WPP Plc fell the most in a month after consumer-product giant Unilever, one of the advertising company’s biggest clients, said it would cut back on its marketing spending.
Unilever, which sells Dove soap and Hellmann’s mayonnaise, will produce 30 percent fewer ads as part of a cost-cutting drive, Chief Financial Officer Graeme Pitkethly said Thursday in a phone interview. WPP, whose Ogilvy & Mather agency makes ads for Dove, dropped as much as 4.4 percent, the most since March 3.
Unilever is also selling off its spreads business, it said Thursday, as it seeks to safeguard its independence after fighting off a takeover bid from Kraft Heinz Co. earlier this year. The blow came as WPP, the world’s largest advertising company, was already contending with a slow start to 2017 and a weaker-than-expected growth forecast. Business with Unilever likely contributes 3 percent to 4 percent of WPP’s revenue, according to Liberum estimates.

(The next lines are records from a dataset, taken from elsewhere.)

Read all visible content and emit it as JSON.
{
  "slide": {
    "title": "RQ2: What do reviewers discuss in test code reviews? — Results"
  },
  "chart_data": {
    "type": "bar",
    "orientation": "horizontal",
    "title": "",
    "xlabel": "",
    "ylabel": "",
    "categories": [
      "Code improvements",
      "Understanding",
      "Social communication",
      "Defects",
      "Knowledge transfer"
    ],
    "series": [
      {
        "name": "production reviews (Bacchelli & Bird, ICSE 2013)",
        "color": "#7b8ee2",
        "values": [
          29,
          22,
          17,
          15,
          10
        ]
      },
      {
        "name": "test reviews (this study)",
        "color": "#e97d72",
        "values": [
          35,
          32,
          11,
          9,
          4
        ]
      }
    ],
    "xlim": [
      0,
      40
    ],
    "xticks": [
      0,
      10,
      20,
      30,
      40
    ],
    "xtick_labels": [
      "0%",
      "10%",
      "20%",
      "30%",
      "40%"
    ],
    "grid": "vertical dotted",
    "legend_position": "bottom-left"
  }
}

“Big advertisers are cutting their marketing spend,” said Claire Barbaret, an analyst at Invest Securities in Paris. “All of them are trying to cut their costs because we’re in a world where there’s not much growth.”
London-based WPP declined 2.1 percent to 1,703 pence at 10:14 a.m. in London, after dipping as low as 1,662 pence. French rival Publicis Groupe SA fell less than 1 percent to 64.21 euros in Paris.
Consumer-products companies like Kraft and Unilever are adjusting their lineups in response to shifting consumer tastes that favor fresh foods over packaged staples. The spreads business Unilever is selling includes Flora, Stork, Country Crock and other slow-growing brands.
Their decisions filter down to ad firms like WPP, which offer clients services that range from devising and creating marketing campaigns to developing the media strategies and buying up advertising space across formats like television, newspapers and magazines, and the web.
WPP also had a mix-up with Unilever in February when public relations agency Finsbury, majority-owned by WPP, was hired by Kraft to handle its U.K. strategic communications for the $143 billion takeover bid -- effectively pitting WPP against one of its biggest clients.
The conflict quickly ended after Unilever CEO Paul Polman complained and WPP Chief Executive Officer Martin Sorrell ordered Finsbury to drop the Kraft mandate, people familiar with the matter said at the time.
WPP had no immediate comment on the Unilever moves.